While we obviously support the need for compensation in response to disasters like Deepwater Horizon, discussions in the workplaces, Union halls and among anti-capitalists of all types in the US should not be about compensation, concession bargaining or how best to fix the rotting capitalist system, but how to end it. They need to be about managing society and taking collective ownership of its resources; about how to wage a successful war against our enemies, for they will not go quietly; history is full of lessons for us.
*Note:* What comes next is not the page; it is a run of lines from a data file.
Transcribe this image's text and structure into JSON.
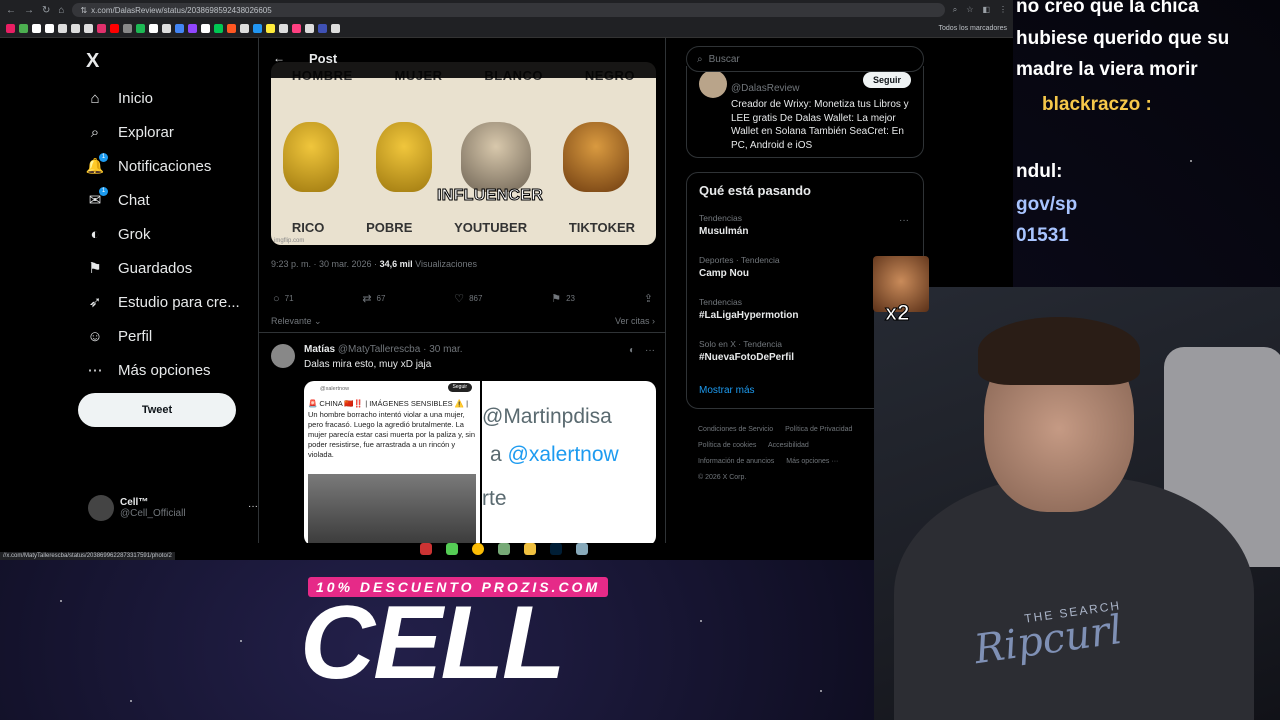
{
  "browser": {
    "url": "x.com/DalasReview/status/2038698592438026605",
    "bookmarks_all": "Todos los marcadores",
    "status_url": "//x.com/MatyTallerescba/status/2038699622873317591/photo/2"
  },
  "nav": {
    "logo": "X",
    "items": [
      {
        "label": "Inicio",
        "icon": "⌂",
        "badge": ""
      },
      {
        "label": "Explorar",
        "icon": "⌕",
        "badge": ""
      },
      {
        "label": "Notificaciones",
        "icon": "🔔",
        "badge": "1"
      },
      {
        "label": "Chat",
        "icon": "✉",
        "badge": "1"
      },
      {
        "label": "Grok",
        "icon": "◐",
        "badge": ""
      },
      {
        "label": "Guardados",
        "icon": "⚑",
        "badge": ""
      },
      {
        "label": "Estudio para cre...",
        "icon": "➶",
        "badge": ""
      },
      {
        "label": "Perfil",
        "icon": "☺",
        "badge": ""
      },
      {
        "label": "Más opciones",
        "icon": "⋯",
        "badge": ""
      }
    ],
    "tweet_button": "Tweet",
    "profile": {
      "name": "Cell™",
      "handle": "@Cell_Officiall",
      "more": "···"
    }
  },
  "post": {
    "header_title": "Post",
    "back": "←",
    "meme": {
      "top_labels": [
        "HOMBRE",
        "MUJER",
        "BLANCO",
        "NEGRO"
      ],
      "bottom_labels": [
        "RICO",
        "POBRE",
        "YOUTUBER",
        "TIKTOKER"
      ],
      "overlay": "INFLUENCER",
      "watermark": "imgflip.com"
    },
    "time": "9:23 p. m. · 30 mar. 2026 ·",
    "views_count": "34,6 mil",
    "views_label": "Visualizaciones",
    "actions": {
      "replies": "71",
      "reposts": "67",
      "likes": "867",
      "bookmarks": "23"
    },
    "sort_label": "Relevante",
    "quotes_label": "Ver citas"
  },
  "reply": {
    "name": "Matías",
    "handle": "@MatyTallerescba · 30 mar.",
    "text": "Dalas mira esto, muy xD jaja",
    "embed": {
      "handle": "@xalertnow",
      "follow": "Seguir",
      "text": "🚨 CHINA 🇨🇳‼️ | IMÁGENES SENSIBLES ⚠️ | Un hombre borracho intentó violar a una mujer, pero fracasó. Luego la agredió brutalmente. La mujer parecía estar casi muerta por la paliza y, sin poder resistirse, fue arrastrada a un rincón y violada.",
      "line1": "@Martinpdisa",
      "line2_prefix": "a ",
      "line2_handle": "@xalertnow",
      "line3": "rte"
    }
  },
  "right": {
    "search_placeholder": "Buscar",
    "bio_handle": "@DalasReview",
    "follow": "Seguir",
    "bio_text": "Creador de Wrixy: Monetiza tus Libros y LEE gratis De Dalas Wallet: La mejor Wallet en Solana También SeaCret: En PC, Android e iOS",
    "trends_title": "Qué está pasando",
    "trends": [
      {
        "context": "Tendencias",
        "name": "Musulmán"
      },
      {
        "context": "Deportes · Tendencia",
        "name": "Camp Nou"
      },
      {
        "context": "Tendencias",
        "name": "#LaLigaHypermotion"
      },
      {
        "context": "Solo en X · Tendencia",
        "name": "#NuevaFotoDePerfil"
      }
    ],
    "show_more": "Mostrar más",
    "footer": [
      "Condiciones de Servicio",
      "Política de Privacidad",
      "Política de cookies",
      "Accesibilidad",
      "Información de anuncios",
      "Más opciones ···",
      "© 2026 X Corp."
    ]
  },
  "stream": {
    "chat_line1": "no creo que la chica",
    "chat_line2": "hubiese querido que su",
    "chat_line3": "madre la viera morir",
    "chat_user": "blackraczo :",
    "chat_line4": "ndul:",
    "chat_line5": "gov/sp",
    "chat_line6": "01531",
    "emote_mult": "x2",
    "promo": "10% DESCUENTO PROZIS.COM",
    "brand": "CELL",
    "shirt_line": "THE SEARCH",
    "shirt_logo": "Ripcurl"
  },
  "colors": {
    "accent": "#1d9bf0",
    "promo": "#e62a88",
    "chat_user": "#f6c84a"
  }
}
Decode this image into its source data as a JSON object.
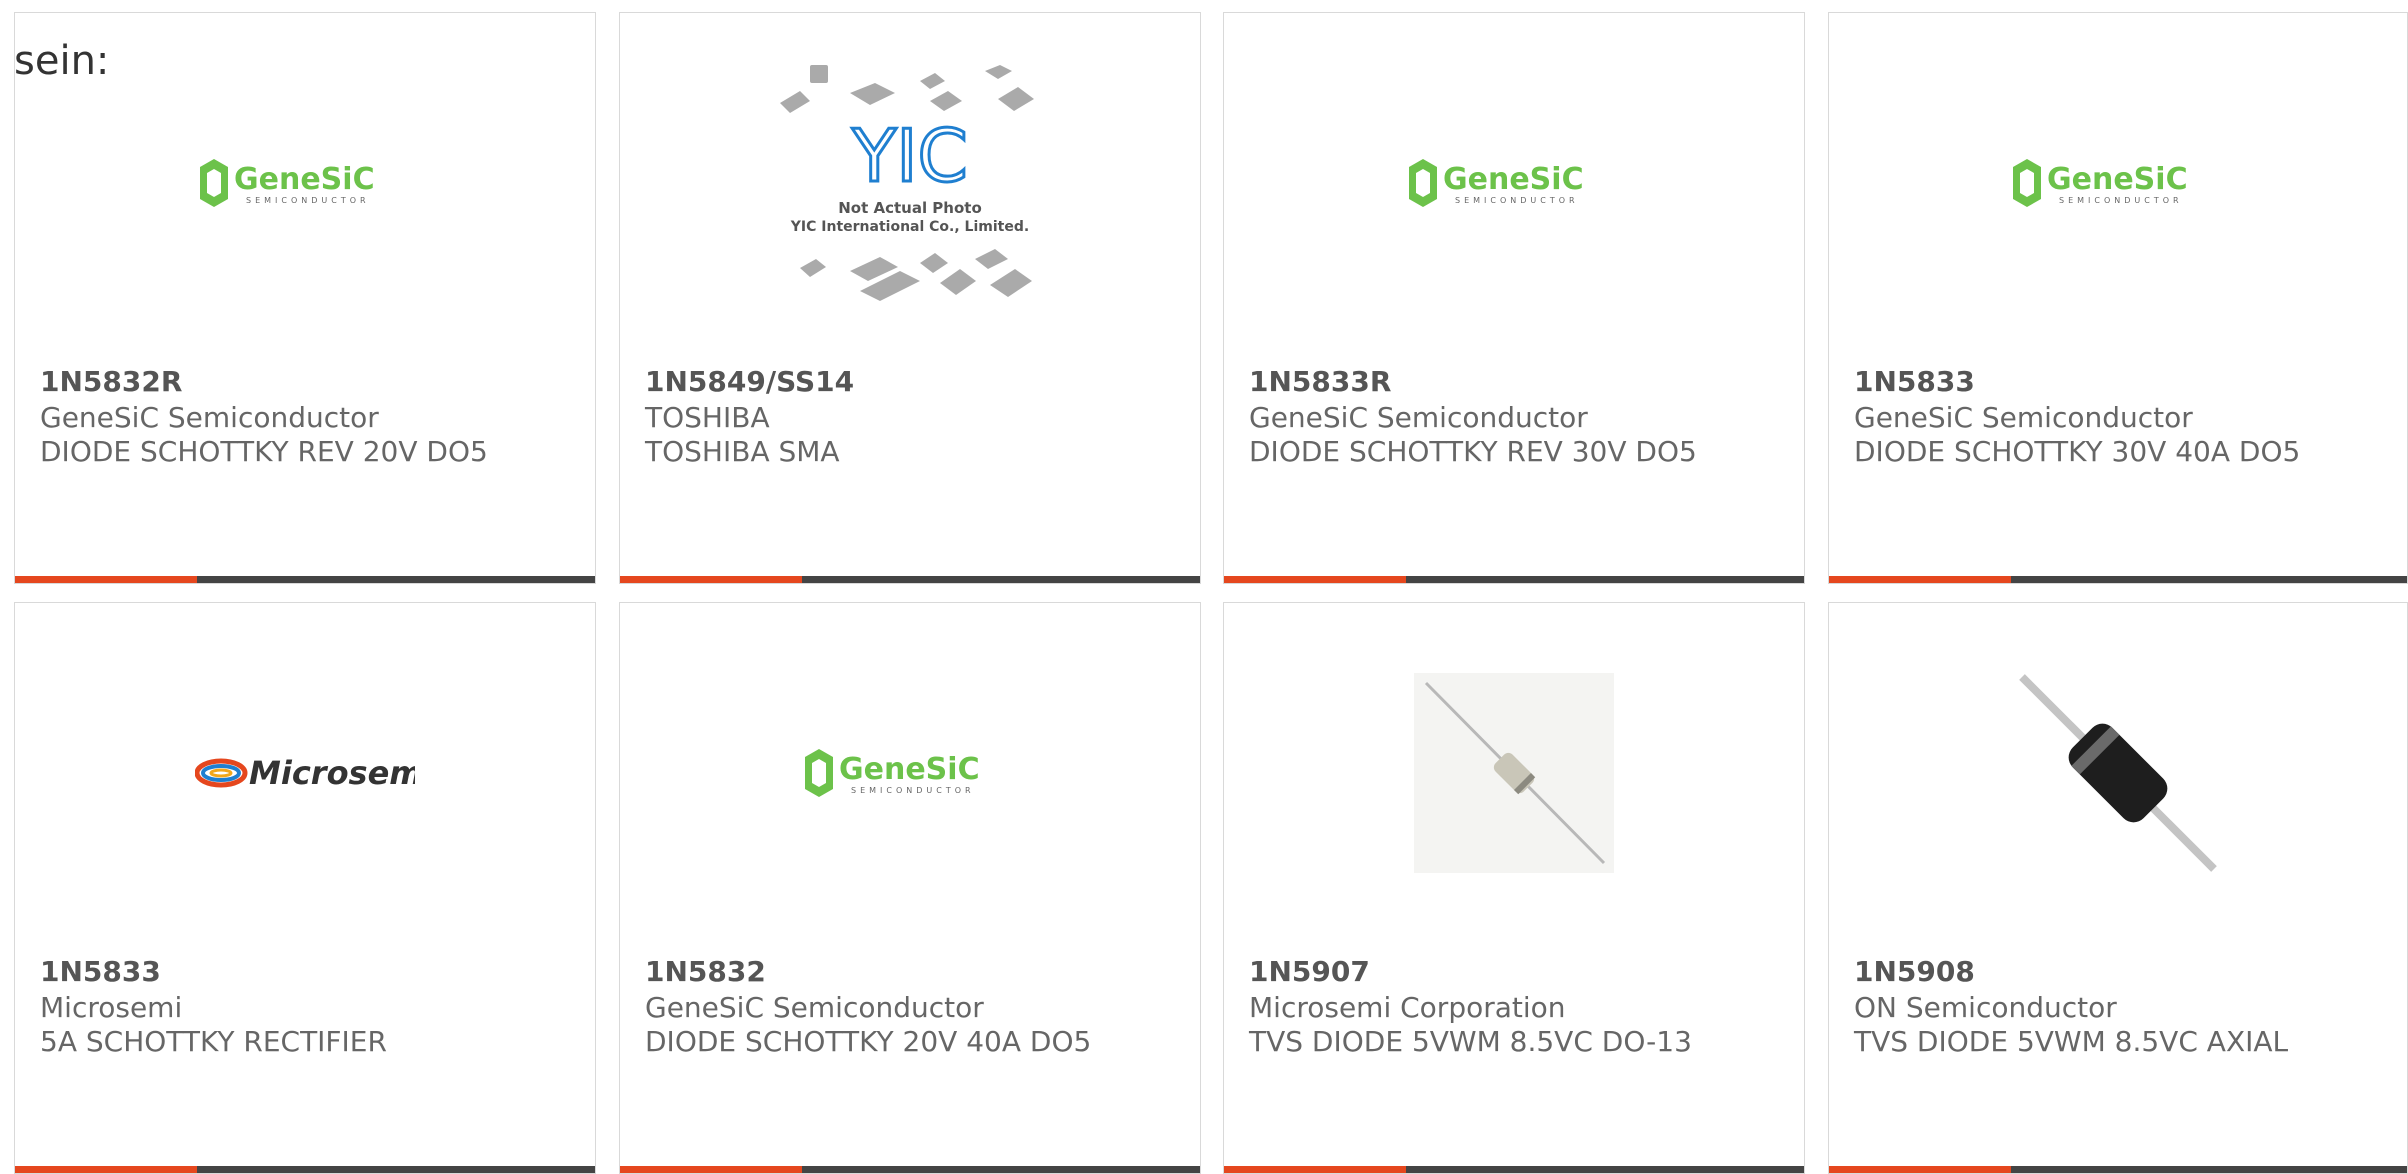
{
  "intro_text": "sein:",
  "colors": {
    "accent": "#e5471e",
    "bar": "#444444",
    "genesic_green": "#6cc24a",
    "text": "#666666"
  },
  "logos": {
    "genesic": {
      "name": "GeneSiC",
      "sub": "SEMICONDUCTOR"
    },
    "microsemi": {
      "name": "Microsemi"
    },
    "yic": {
      "mark": "YIC",
      "line1": "Not Actual Photo",
      "line2": "YIC International Co., Limited."
    }
  },
  "products": [
    {
      "part": "1N5832R",
      "manufacturer": "GeneSiC Semiconductor",
      "description": "DIODE SCHOTTKY REV 20V DO5",
      "image": "genesic-logo"
    },
    {
      "part": "1N5849/SS14",
      "manufacturer": "TOSHIBA",
      "description": "TOSHIBA SMA",
      "image": "not-actual-photo"
    },
    {
      "part": "1N5833R",
      "manufacturer": "GeneSiC Semiconductor",
      "description": "DIODE SCHOTTKY REV 30V DO5",
      "image": "genesic-logo"
    },
    {
      "part": "1N5833",
      "manufacturer": "GeneSiC Semiconductor",
      "description": "DIODE SCHOTTKY 30V 40A DO5",
      "image": "genesic-logo"
    },
    {
      "part": "1N5833",
      "manufacturer": "Microsemi",
      "description": "5A SCHOTTKY RECTIFIER",
      "image": "microsemi-logo"
    },
    {
      "part": "1N5832",
      "manufacturer": "GeneSiC Semiconductor",
      "description": "DIODE SCHOTTKY 20V 40A DO5",
      "image": "genesic-logo"
    },
    {
      "part": "1N5907",
      "manufacturer": "Microsemi Corporation",
      "description": "TVS DIODE 5VWM 8.5VC DO-13",
      "image": "axial-diode-small"
    },
    {
      "part": "1N5908",
      "manufacturer": "ON Semiconductor",
      "description": "TVS DIODE 5VWM 8.5VC AXIAL",
      "image": "axial-diode-black"
    }
  ]
}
Working people must take this lead and we must reject in our own minds the capitalist propaganda that their system is the end of history and that workers cannot govern society; we must be able to paint a picture of the alternative.

The feudal aristocracy once said the same.  All ruling classes claim their system is the only system.  It was not from the head of the peasant that the dominant ideology of feudalism arose, that the King was King by god’s will.

There have been too many wake up calls of late; we cannot remain passive.  We cannot look to others to lead. Working people must come forward to fulfill the historic task that history has placed before us.


(1)  Frills and Spills, Financial Times 6-12-10

(2)  Ibid

(3)  US Must Hit Reset Button With BP FT, 6-12-10

(4)  See Michel Chossudovsky: War and Globalization

(5)  Bhopal Ruling Heightens Sense of Betrayal For Victims, FT 6-12-10

(6)  These quotes/minutes can be read in Jeremy Brecher’s book “Strike” and at the link below

(7)  http://flag.blackened.net/revolt/hist_texts/seattle1919_p2.html

2 comments:

Anonymous said...

You have rightly listed all the ills of capitalist economic system. This is all known to people for decades. However, there is no need to suggest Marxian model of development since it too is based on exploitation and wrong economic theories. The economists from the developed economies are keeping quite on these crises. It is self-deceit on their part. They are telling all wrong things and still getting Noble prizes in economics.
Welcome "free market" economy! The economists have been selling monopoly market as free market for decades. This is disinformation and nothing else. Paul Samuelson has rightly called such economists "kept men". They are protected by industrialists and capitalists for their education, research and jobs.
Bhopal is the result of exploitative capitalism. The US Constitution has wrongly equated company with naturalized person. This is irrational and simple cheating the common people.
Today capitalismj is fighting a war of survival. It is going to collapse like Marxism. Shall we wait till its natural collapse or pull it down for greater benefits for masses? Many Bhopals will take place unless we demolish capitalist economic development model.
What we need is the model which provides (1) true free market, (2)state to provide funds without interest to any needy entrepreneur to earn living. (3) Repeal all monopoly laws such as limited liability companies, patents, copyrights, trade unions etc. which provide privileges for selected elite class. Follow the laws of nature.
This model of development gives us employment for all, no poverty, zero-inflation,no exploitation, true people's socialism, no black money economy, lower taxes, etc.
This model has been developed by an Indian economist Dr. M G Bokare in 1993. He was with Marxist party for three decades but got disillusioned and left the party. His prediction in late 1970s came true about the collapse of Marsim and also of capitalist system. He has called it Hindu-economics. Second edition of the book is now available from http://www.pothi.com One should read this treatise for illumination and by those who want to create a new society and civilization without warfare and poverty.

Richard Mellor said...

I guess my first question would be: How can your example be a "free market" system when the state plays such a central role? And flowing from that, whose state is it?

I will try to take a look at the link to the former Stalinist economist that you have provided, I say Stalinist as you don't seem to differentiate between Stalinism and Marx.

And if you are going to fault Marx's economic theory, what do you say is the source of this capital that the state you propose hands over interest free to entreprenuers?